Junk (non-particle, non-protein) removal works quite well in Cryosparc using either ab initio heterogeneous reconstruction with two classes and an expected class similarity of 0, or multireference refinement starting from a single good class and a bunch of identical random junk classes (see attached).
This doesn’t work very well though for getting rid of particles that are the protein of interest, but are “less shiny” - high defocus, thick ice, etc. These just end up classifying with the good particles in the main class. One approach that has been used to get rid of these (which can be particularly annoying for small particles) is “random-phase” 3D classification (http://www.sciencedirect.com/science/article/pii/S0092867416305700) - basically classifying with one good volume as normal, and another volume that is low pass filtered progressively less aggressively as the classification proceeds - the idea being that the good particles will sort into the class with the higher res initial volume, and the bad particles will sort equallly well into the class which has been kept artificially low resolution (but same basic shape).
Would it be possible to implement a similar procedure in cryosparc, by allowing users to specify fixed low pass filters for specific classes in multireference refinement?
I should note that taking the particles from the good class here and repeating the same procedure, but with different initial junk classes, gives 99.9% in the good class at the end of multireference refinement - so the cleanup is certainly pretty self-consistent if nothing else.
By the way, another anecdote - I just tried this strategy (initializing multirefine with one good class and a bunch of junk classes) on another dataset, a small membrane protein which is quite heterogeneous even though it had been cleaned in 2D, and it worked really well - repeating the cleaning procedure 4X I went from having something that was very anisotropic, poor density, sausages for helices, to a nice clean 3.4Å map.
You can use randomize.exe tool (http://grigoriefflab.janelia.org/randomize) to prepare the garbage trap.

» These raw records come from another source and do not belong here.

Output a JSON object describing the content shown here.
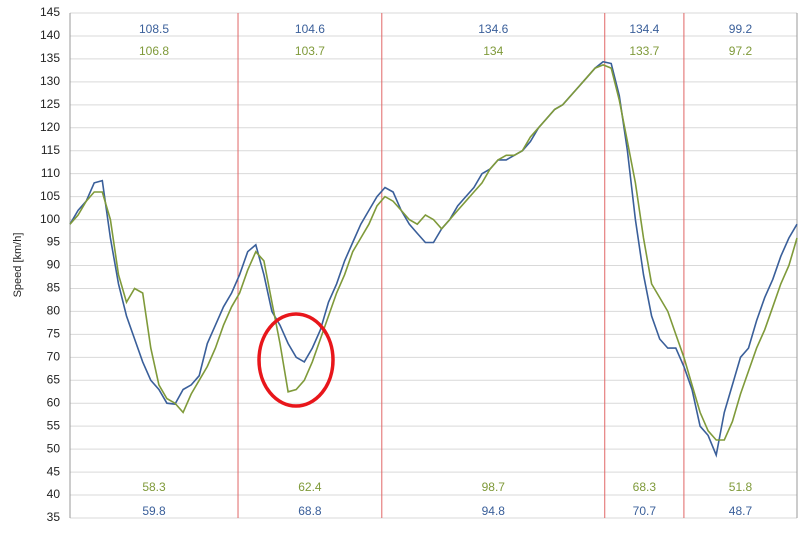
{
  "chart_data": {
    "type": "line",
    "ylabel": "Speed [km/h]",
    "ylim": [
      35,
      145
    ],
    "yticks": [
      35,
      40,
      45,
      50,
      55,
      60,
      65,
      70,
      75,
      80,
      85,
      90,
      95,
      100,
      105,
      110,
      115,
      120,
      125,
      130,
      135,
      140,
      145
    ],
    "grid": true,
    "dividers": [
      20.8,
      38.6,
      66.2,
      76
    ],
    "divider_color": "#e06666",
    "series": [
      {
        "color": "#3a5f9a",
        "values": [
          99,
          102,
          104,
          108,
          108.5,
          96,
          86,
          79,
          74,
          69,
          65,
          63,
          60,
          59.8,
          63,
          64,
          66,
          73,
          77,
          81,
          84,
          88,
          93,
          94.5,
          88,
          80,
          77,
          73,
          70,
          69,
          72,
          76,
          82,
          86,
          91,
          95,
          99,
          102,
          105,
          107,
          106,
          102,
          99,
          97,
          95,
          95,
          98,
          100,
          103,
          105,
          107,
          110,
          111,
          113,
          113,
          114,
          115,
          117,
          120,
          122,
          124,
          125,
          127,
          129,
          131,
          133,
          134.4,
          134,
          127,
          115,
          100,
          88,
          79,
          74,
          72,
          72,
          68,
          63,
          55,
          53,
          48.7,
          58,
          64,
          70,
          72,
          78,
          83,
          87,
          92,
          96,
          99
        ],
        "max_labels": [
          108.5,
          104.6,
          134.6,
          134.4,
          99.2
        ],
        "min_labels": [
          59.8,
          68.8,
          94.8,
          70.7,
          48.7
        ]
      },
      {
        "color": "#7f9a3a",
        "values": [
          99,
          101,
          104,
          106,
          106,
          100,
          88,
          82,
          85,
          84,
          72,
          64,
          61,
          60,
          58,
          62,
          65,
          68,
          72,
          77,
          81,
          84,
          89,
          93,
          91,
          82,
          73,
          62.5,
          63,
          65,
          69,
          74,
          79,
          84,
          88,
          93,
          96,
          99,
          103,
          105,
          104,
          102,
          100,
          99,
          101,
          100,
          98,
          100,
          102,
          104,
          106,
          108,
          111,
          113,
          114,
          114,
          115,
          118,
          120,
          122,
          124,
          125,
          127,
          129,
          131,
          133,
          133.7,
          133,
          126,
          117,
          108,
          96,
          86,
          83,
          80,
          75,
          70,
          64,
          58,
          54,
          52,
          52,
          56,
          62,
          67,
          72,
          76,
          81,
          86,
          90,
          96
        ],
        "max_labels": [
          106.8,
          103.7,
          134.0,
          133.7,
          97.2
        ],
        "min_labels": [
          58.3,
          62.4,
          98.7,
          68.3,
          51.8
        ]
      }
    ]
  }
}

After sequential cryosparc heterogenous refinement runs against 40 and then 25-A phase randomised reference, my dataset reduced by 47% with substantial improvement in FSC; overal resolution went up from 6.1 to 5A.
I will now try Qiang Zhou’s original relion-1.4 mod to compare.
Hi @peter.cherepanov, this is an interesting data point, thanks. We will work to include something similar to random-phase classification.
That would be most helpful, although the “manual” precedure seems to work surprisingly well, at least for this dataset. The difference is that random phase is introduced only once at the beginning of heterogenous classification (doing it at each cycle requires modification of the code, of course), but it still works. I can share the dataset, if you like. Again, this is anecdotal, but in our case Relion seems to do less well than cryosparc at removing junk particles. (BTW, as in the original post, heterogenous classification against a set of identical random references - as suggested above by olibclarke - also helped, but I did not compare results extensively).
I’ve done this at higher resolutions without success - but the phase-random reference quickly became another regular structure.
I wonder if single/first iterations are doing most the work in cleaning at the beginning?
It could be case-dependent, and perhaps your particle dataset is realtively clean already. When it does work, you get 80-90% in one class, and obvious high-noise junk class(es). But I guess it is important to check refinement box size (i.e. try without binning) and the initial resolution settings (i.e. there is no point to introduce high frequency noise in the first place, if we mask it out by a low-pass filter). I tried a range of initial low-pass filter in refinement and multireference refinement settings, which have to be well below the final resolution of course; 8A works fine (final resolution ~4.5A).
May be relion-rp will work better in your case (there, random phase filter is introduced before every cycle).